Dr Butts calls in other physicians from London, as if he has lost his famous certainty, and they come upriver in the royal barge, the ice cracking under the bow wave as the icy water washes down. I remember Dr Butts telling George to take off the king’s helmet after the jousting accident – and all of us wondering if the head would come off, too. He was alone then; he did not need another opinion to bring the king to life. Can it be that the king is closer to death now than when his great horse rolled on him? Is Dr Butts more fearful now – is the king worse than when he lay like a dead man?
I walk, wrapped against the cold in my dark cape, hidden by the dusk, along the riverbank path, past the pier as the doctors board the barge back to London. One of them says quietly that cupping will never bring down a tertian fever as hot as this one. He lowers his voice: ‘His heart can’t stand it...’
NOW EVERYONE KNOWSthat the king has a tertian fever and that recurs and recurs till it kills the patient. Someone says that he was delirious with fever; they had to hold him to the bed to stop him throwing himself from the window, and now he has collapsed into a tranced silence, his glassy eyes on the ceiling, his mouth gaping in a silent scream of pain, while the poison in his leg runs through his body; and when it reaches his brain, he will die. His favourites never leave his rooms, as if they are to be buried with him, like pagan companions in a king’s grave.

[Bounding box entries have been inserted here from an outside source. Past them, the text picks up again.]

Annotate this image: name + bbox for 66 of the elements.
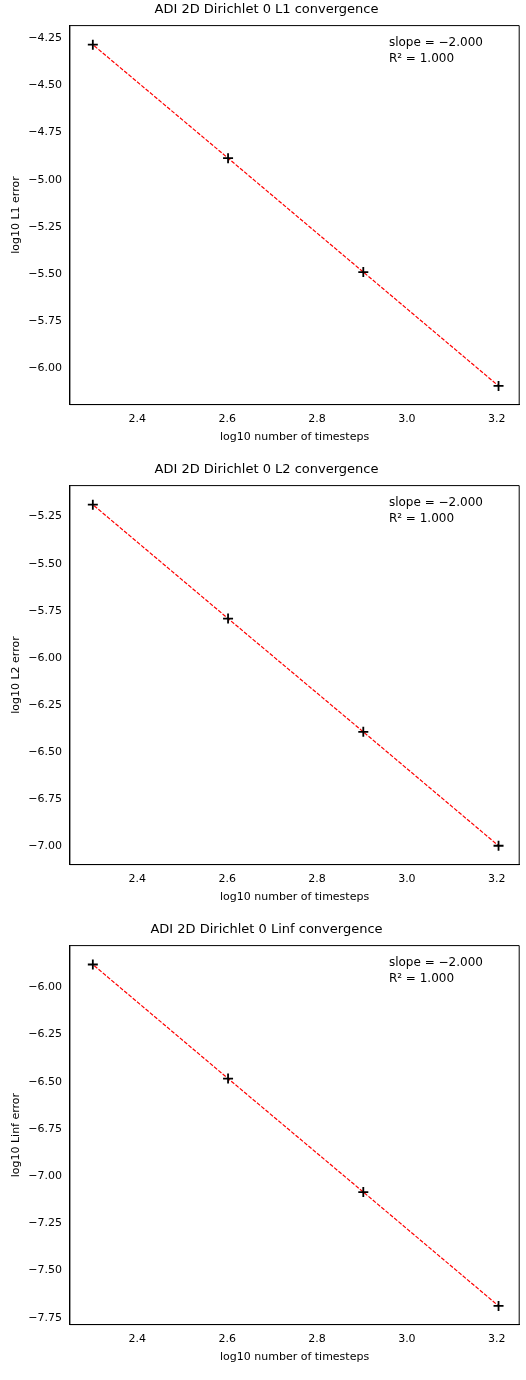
x-tick-label: 3.2 (487, 412, 506, 426)
y-axis-title: log10 L2 error (9, 635, 23, 714)
point (222, 612, 234, 625)
x-tick-label: 2.8 (308, 412, 326, 426)
x-axis-title: log10 number of timesteps (219, 430, 370, 444)
x-tick-label: 2.4 (128, 412, 147, 426)
point (357, 1186, 370, 1198)
point (86, 958, 99, 971)
annotation: slope = −2.000 (388, 494, 483, 509)
y-tick-label: −6.00 (28, 650, 62, 664)
y-axis-title: log10 Linf error (9, 1092, 23, 1178)
x-tick-label: 3.2 (487, 872, 506, 886)
annotation: slope = −2.000 (388, 954, 483, 969)
x-tick-label: 2.6 (218, 412, 236, 426)
y-tick-label: −5.75 (28, 603, 62, 617)
x-tick-label: 3.0 (398, 1332, 416, 1346)
y-tick-label: −5.25 (28, 219, 62, 233)
x-tick-label: 3.2 (487, 1332, 506, 1346)
y-axis-title: log10 L1 error (9, 175, 23, 254)
y-tick-label: −6.75 (28, 792, 62, 806)
point (492, 380, 505, 392)
x-tick-label: 2.4 (128, 1332, 147, 1346)
annotation: R² = 1.000 (388, 970, 455, 985)
y-tick-label: −4.50 (28, 78, 62, 92)
y-tick-label: −6.00 (28, 980, 62, 994)
y-tick-label: −4.25 (28, 31, 62, 45)
chart-title: ADI 2D Dirichlet 0 L2 convergence (154, 461, 379, 477)
annotation: R² = 1.000 (388, 510, 455, 525)
y-tick-label: −6.50 (28, 1074, 62, 1088)
x-tick-label: 2.4 (128, 872, 147, 886)
point (86, 38, 99, 51)
y-tick-label: −6.75 (28, 1121, 62, 1135)
y-tick-label: −7.75 (28, 1310, 62, 1324)
y-tick-label: −7.00 (28, 839, 62, 853)
x-axis-title: log10 number of timesteps (219, 890, 370, 904)
y-tick-label: −5.75 (28, 313, 62, 327)
x-tick-label: 3.0 (398, 872, 416, 886)
x-tick-label: 2.8 (308, 1332, 326, 1346)
point (357, 725, 370, 738)
point (86, 498, 99, 511)
point (222, 152, 234, 165)
x-tick-label: 2.6 (218, 872, 236, 886)
y-tick-label: −5.00 (28, 172, 62, 186)
x-tick-label: 2.8 (308, 872, 326, 886)
y-tick-label: −7.00 (28, 1169, 62, 1183)
point (222, 1072, 234, 1085)
annotation: R² = 1.000 (388, 50, 455, 65)
y-tick-label: −5.50 (28, 556, 62, 570)
y-tick-label: −6.50 (28, 745, 62, 759)
point (492, 839, 505, 852)
y-tick-label: −5.50 (28, 266, 62, 280)
point (492, 1300, 505, 1312)
y-tick-label: −7.25 (28, 1216, 62, 1230)
y-tick-label: −4.75 (28, 125, 62, 139)
y-tick-label: −5.25 (28, 509, 62, 523)
annotation: slope = −2.000 (388, 34, 483, 49)
point (357, 266, 370, 278)
y-tick-label: −6.00 (28, 361, 62, 375)
y-tick-label: −7.50 (28, 1263, 62, 1277)
x-tick-label: 2.6 (218, 1332, 236, 1346)
y-tick-label: −6.25 (28, 1027, 62, 1041)
y-tick-label: −6.25 (28, 697, 62, 711)
chart-title: ADI 2D Dirichlet 0 L1 convergence (154, 1, 379, 17)
x-tick-label: 3.0 (398, 412, 416, 426)
x-axis-title: log10 number of timesteps (219, 1350, 370, 1364)
chart-title: ADI 2D Dirichlet 0 Linf convergence (150, 921, 383, 937)
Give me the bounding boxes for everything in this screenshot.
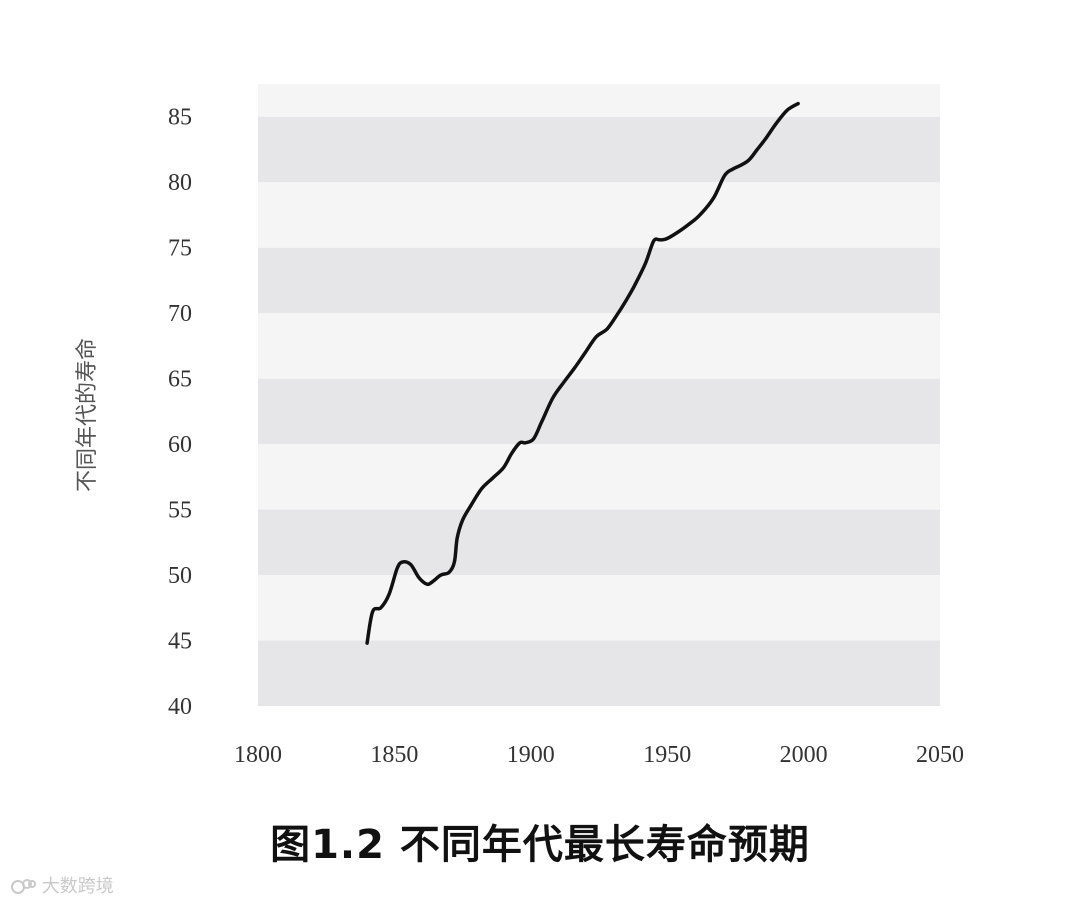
x-tick-label: 2000 [780,742,828,768]
background-band [258,640,940,706]
background-band [258,84,940,117]
background-band [258,444,940,510]
watermark-text: 大数跨境 [41,876,114,897]
x-tick-label: 1900 [507,742,555,768]
background-band [258,509,940,576]
y-tick-label: 80 [168,170,192,196]
x-tick-label: 1850 [370,742,418,768]
y-axis-label: 不同年代的寿命 [75,338,100,492]
background-band [258,378,940,445]
x-axis-ticks: 1800 1850 1900 1950 2000 2050 [234,742,964,768]
background-band [258,182,940,248]
background-bands [258,84,940,706]
background-band [258,313,940,379]
y-tick-label: 55 [168,498,192,524]
life-expectancy-line [365,101,800,645]
x-tick-label: 2050 [916,742,964,768]
figure-caption: 图1.2 不同年代最长寿命预期 [270,822,810,868]
background-band [258,247,940,314]
background-band [258,575,940,641]
y-tick-label: 85 [168,105,192,131]
y-tick-label: 50 [168,563,192,589]
x-tick-label: 1800 [234,742,282,768]
y-axis-ticks: 85 80 75 70 65 60 55 50 45 40 [168,105,192,720]
watermark-logo-icon [11,879,36,894]
x-tick-label: 1950 [643,742,691,768]
y-tick-label: 40 [168,694,192,720]
y-tick-label: 60 [168,432,192,458]
y-tick-label: 70 [168,301,192,327]
y-tick-label: 65 [168,367,192,393]
y-tick-label: 45 [168,629,192,655]
y-tick-label: 75 [168,236,192,262]
background-band [258,116,940,183]
watermark: 大数跨境 [10,872,114,898]
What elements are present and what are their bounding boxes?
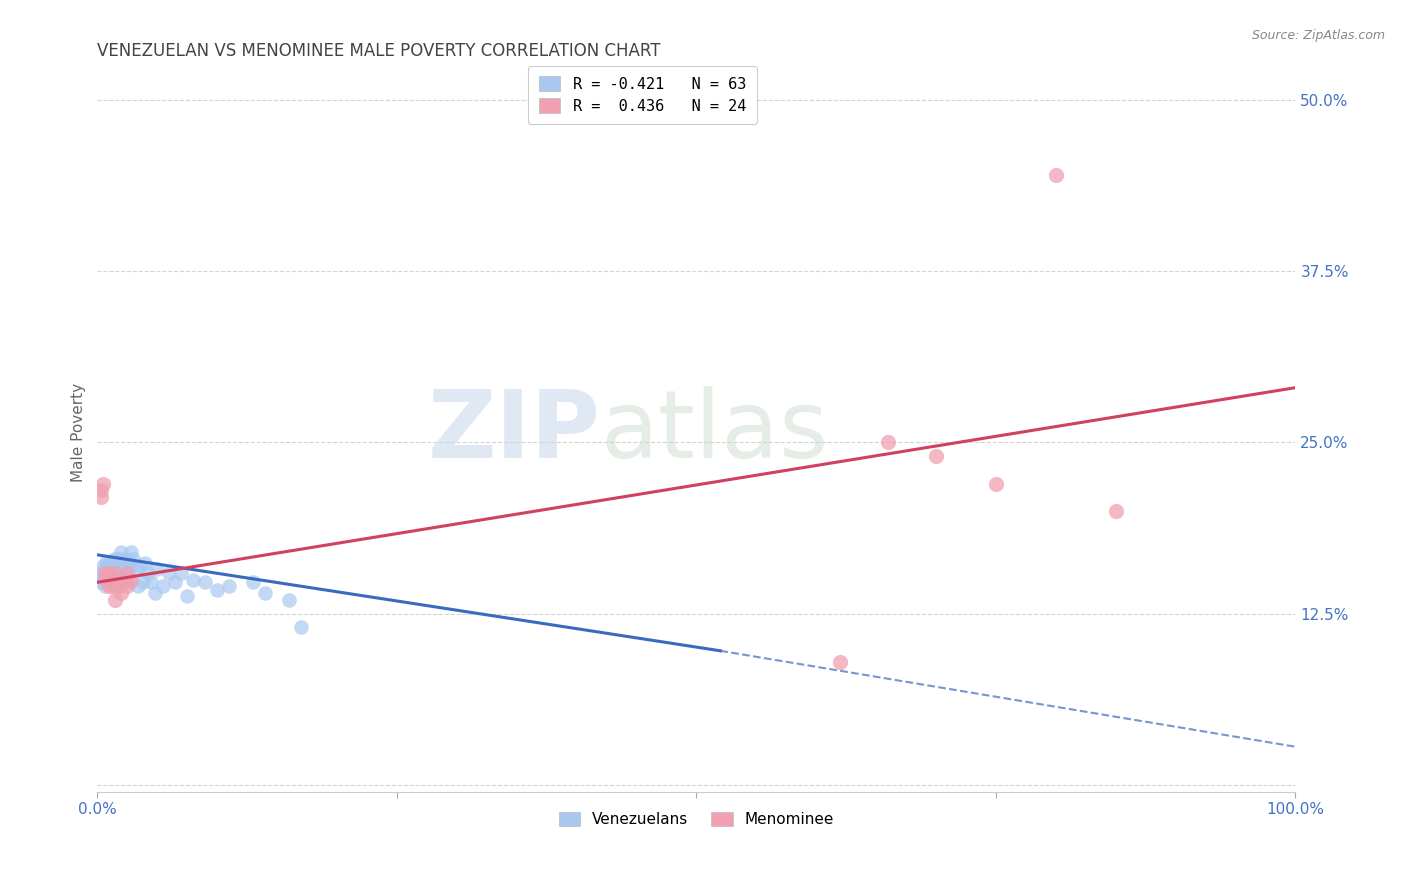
Point (96, 573, 118, 587)
Point (110, 586, 132, 600)
Point (120, 573, 142, 587)
Point (108, 566, 131, 580)
Point (125, 561, 148, 575)
Point (1045, 168, 1067, 182)
Point (98, 579, 121, 593)
Point (97, 566, 120, 580)
Point (218, 579, 240, 593)
Point (98, 566, 121, 580)
Point (104, 558, 127, 573)
Point (101, 558, 124, 573)
Point (107, 566, 129, 580)
Point (94, 555, 117, 569)
Point (108, 579, 131, 593)
Point (136, 566, 159, 580)
Point (114, 561, 136, 575)
Point (100, 573, 122, 587)
Point (830, 655, 852, 669)
Text: ZIP: ZIP (427, 386, 600, 478)
Point (118, 575, 141, 590)
Point (181, 573, 204, 587)
Point (114, 573, 136, 587)
Point (110, 573, 132, 587)
Point (90, 566, 112, 580)
Point (115, 552, 138, 566)
Y-axis label: Male Poverty: Male Poverty (72, 383, 86, 482)
Text: Source: ZipAtlas.com: Source: ZipAtlas.com (1251, 29, 1385, 42)
Point (100, 556, 122, 570)
Point (877, 435, 900, 450)
Point (94, 573, 117, 587)
Point (105, 552, 128, 566)
Point (242, 575, 264, 590)
Point (112, 575, 135, 590)
Point (129, 558, 152, 573)
Point (100, 575, 122, 590)
Point (132, 575, 155, 590)
Point (97, 576, 120, 591)
Point (120, 545, 142, 559)
Point (152, 579, 174, 593)
Point (117, 558, 139, 573)
Point (108, 556, 131, 570)
Legend: Venezuelans, Menominee: Venezuelans, Menominee (551, 804, 842, 835)
Point (925, 449, 948, 463)
Point (101, 579, 124, 593)
Point (108, 552, 131, 566)
Point (93, 579, 115, 593)
Point (117, 570, 139, 584)
Point (107, 579, 129, 593)
Text: atlas: atlas (600, 386, 828, 478)
Point (117, 579, 139, 593)
Point (143, 586, 166, 600)
Point (100, 573, 122, 587)
Point (111, 556, 134, 570)
Point (146, 561, 169, 575)
Point (93, 558, 115, 573)
Point (110, 545, 132, 559)
Point (90, 491, 112, 505)
Point (90, 575, 112, 590)
Point (205, 583, 228, 598)
Point (278, 593, 301, 607)
Point (176, 589, 198, 603)
Point (98, 556, 121, 570)
Point (1105, 504, 1128, 518)
Point (104, 575, 127, 590)
Point (194, 575, 217, 590)
Point (104, 593, 127, 607)
Point (134, 556, 156, 570)
Point (93, 476, 115, 491)
Point (254, 586, 277, 600)
Point (165, 575, 187, 590)
Point (104, 566, 127, 580)
Point (103, 570, 125, 584)
Point (105, 561, 128, 575)
Point (91, 570, 114, 584)
Point (96, 566, 118, 580)
Point (170, 566, 193, 580)
Point (110, 561, 132, 575)
Point (100, 561, 122, 575)
Point (103, 552, 125, 566)
Point (108, 573, 131, 587)
Point (157, 566, 180, 580)
Point (94, 561, 117, 575)
Point (93, 566, 115, 580)
Point (984, 476, 1007, 491)
Point (90, 483, 112, 498)
Point (141, 575, 163, 590)
Text: VENEZUELAN VS MENOMINEE MALE POVERTY CORRELATION CHART: VENEZUELAN VS MENOMINEE MALE POVERTY COR… (97, 42, 661, 60)
Point (127, 579, 149, 593)
Point (101, 566, 124, 580)
Point (290, 620, 312, 634)
Point (122, 552, 145, 566)
Point (117, 566, 139, 580)
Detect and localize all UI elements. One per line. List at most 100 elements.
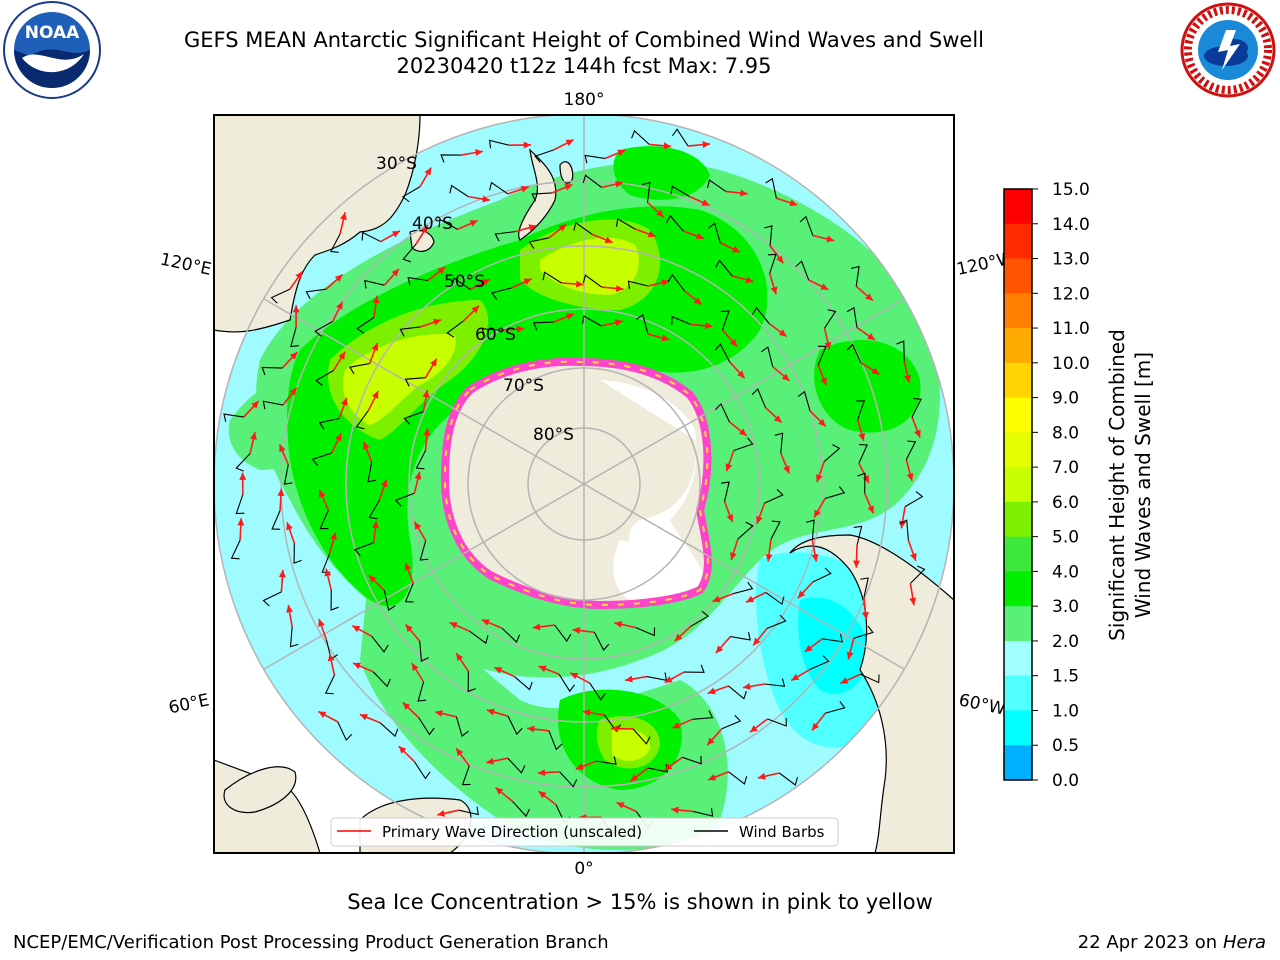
wind-barb: [512, 801, 531, 818]
wind-barb: [589, 682, 606, 701]
wind-barb: [262, 591, 282, 607]
colorbar-tick-label: 12.0: [1052, 284, 1090, 304]
wind-barb: [670, 185, 690, 197]
wave-arrow-head: [867, 505, 874, 514]
wind-barb: [223, 413, 244, 422]
colorbar-segment: [1004, 467, 1032, 503]
colorbar-tick-label: 13.0: [1052, 250, 1090, 270]
wave-arrow-head: [565, 139, 574, 147]
colorbar-segment: [1004, 536, 1032, 572]
wind-barb: [491, 287, 512, 300]
wave-arrow-head: [663, 142, 672, 150]
wind-barb: [404, 377, 426, 387]
wind-barb: [404, 583, 414, 603]
wave-arrow-head: [570, 672, 579, 680]
wind-barb: [635, 627, 656, 637]
wave-arrow-head: [575, 763, 584, 770]
footer-date-text: 22 Apr 2023 on: [1077, 932, 1223, 953]
wave-arrow-head: [865, 293, 873, 301]
noaa-logo-icon: NOAA: [3, 1, 101, 99]
colorbar-tick-label: 11.0: [1052, 319, 1090, 339]
wave-arrow-head: [814, 509, 821, 518]
wind-barb: [367, 462, 377, 483]
wind-barb: [797, 390, 811, 412]
wind-barb: [528, 237, 550, 249]
wave-arrow-head: [770, 286, 778, 295]
wave-vector-field: [223, 128, 926, 835]
wind-barb: [764, 678, 786, 687]
wind-barb: [293, 543, 302, 564]
lon-label-60w: 60°W: [957, 690, 1007, 719]
wind-barb: [514, 676, 533, 691]
wave-arrow-head: [481, 279, 490, 286]
wave-arrow-head: [861, 611, 869, 620]
wind-barb: [355, 410, 369, 430]
wind-barb: [261, 366, 283, 376]
wave-arrow-head: [664, 676, 673, 683]
wave-arrow-head: [708, 774, 717, 781]
lat-label-30s: 30°S: [376, 154, 417, 174]
wave-arrow-head: [914, 429, 921, 438]
wave-arrow-head: [820, 283, 829, 290]
wind-barb: [364, 279, 385, 289]
colorbar-tick-label: 9.0: [1052, 389, 1079, 409]
wind-barb: [733, 437, 754, 452]
wind-barb: [825, 701, 846, 714]
wave-arrow-head: [826, 235, 835, 243]
wave-arrow-head: [433, 318, 442, 326]
map-frame: [213, 114, 955, 854]
colorbar-tick-label: 5.0: [1052, 528, 1079, 548]
colorbar-tick-label: 2.0: [1052, 632, 1079, 652]
wave-arrow-head: [338, 351, 346, 360]
wave-arrow-head: [702, 141, 710, 149]
wave-arrow-head: [353, 662, 362, 670]
wave-arrow-head: [616, 802, 625, 809]
wave-arrow-head: [336, 301, 343, 310]
wind-barb: [403, 411, 424, 425]
wave-arrow-head: [528, 224, 537, 231]
lat-label-40s: 40°S: [412, 214, 453, 234]
wave-arrow-head: [789, 199, 798, 207]
wave-arrow-head: [380, 479, 388, 488]
wave-arrow-head: [853, 560, 860, 568]
wind-barb: [584, 154, 605, 164]
wave-arrow-head: [737, 370, 745, 379]
wind-barb: [642, 181, 651, 203]
wave-arrow-head: [371, 390, 379, 399]
wind-barb: [354, 542, 374, 557]
wind-barb: [235, 453, 251, 472]
wave-arrow-head: [237, 518, 245, 526]
wind-barb: [824, 309, 837, 329]
colorbar-segment: [1004, 710, 1032, 746]
wave-arrow-head: [538, 791, 547, 799]
wave-arrow-head: [239, 472, 247, 480]
wave-arrow-head: [495, 787, 504, 795]
wave-arrow-head: [469, 220, 478, 227]
wave-arrow-head: [773, 415, 782, 423]
wind-barb: [911, 397, 922, 418]
wave-arrow-head: [820, 377, 827, 386]
colorbar-tick-label: 6.0: [1052, 493, 1079, 513]
wave-arrow-head: [251, 400, 259, 409]
wave-arrow-head: [715, 645, 724, 654]
wind-barb: [765, 592, 785, 606]
wave-arrow-head: [475, 149, 483, 157]
wind-barb: [458, 806, 479, 816]
wind-barb: [764, 488, 784, 504]
wave-arrow-head: [372, 295, 380, 304]
wave-arrow-head: [778, 329, 787, 337]
wave-arrow-head: [532, 623, 541, 631]
wave-arrow-head: [797, 590, 806, 599]
wave-arrow-head: [840, 677, 849, 684]
wind-barb: [283, 464, 293, 485]
wave-arrow-head: [576, 280, 584, 288]
wind-barb: [860, 673, 880, 684]
wave-arrow-head: [749, 725, 758, 733]
wave-arrow-head: [486, 708, 495, 716]
wind-barb: [559, 771, 578, 788]
wave-arrow-head: [791, 673, 800, 681]
wave-arrow-head: [753, 637, 761, 646]
wave-arrow-head: [664, 763, 673, 771]
wind-barb: [635, 313, 649, 335]
colorbar-label-line1: Significant Height of Combined: [1105, 329, 1129, 641]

Once again, the court catches the king’s terror of death. If he dies tonight, he has only a frail little boy to succeed him and a country divided against him. I should alert my uncle that his niece Kitty might be widowed; but he is travelling in the wild lands between England and Scotland. He has no messenger network as my spymaster did; we have no code, and in any case I cannot write that the king is dying – that is treason. I am the only person who can position Kitty for her future widowed state. I catch Thomas Seymour, as he runs up the stone stairs from the stables.
‘Lady Rochford.’ He bows.
‘Sir Thomas,’ I reply. ‘Can you tell me: how is the king today?’
‘Better,’ he says, immediately deceitful. ‘Better every day, I think.’
‘I thank God for it,’ I say, as dishonest as he. ‘The queen will be happy to hear. And our prince, the queen’s stepson, is well also at Hertford Castle?’
A sideways glance from his dark eyes tells me he has noted that I claim the little boy as Kitty’s stepson. ‘Yes, praise God.’
‘The king always used to read the nursery reports to Queen Katheryn,’ I remark. ‘She has missed hearing of him. She’s a very devoted stepmother.’
His smile tells me that he knows this is a lie. ‘She is a young woman herself,’ he says, as if to excuse her indifference.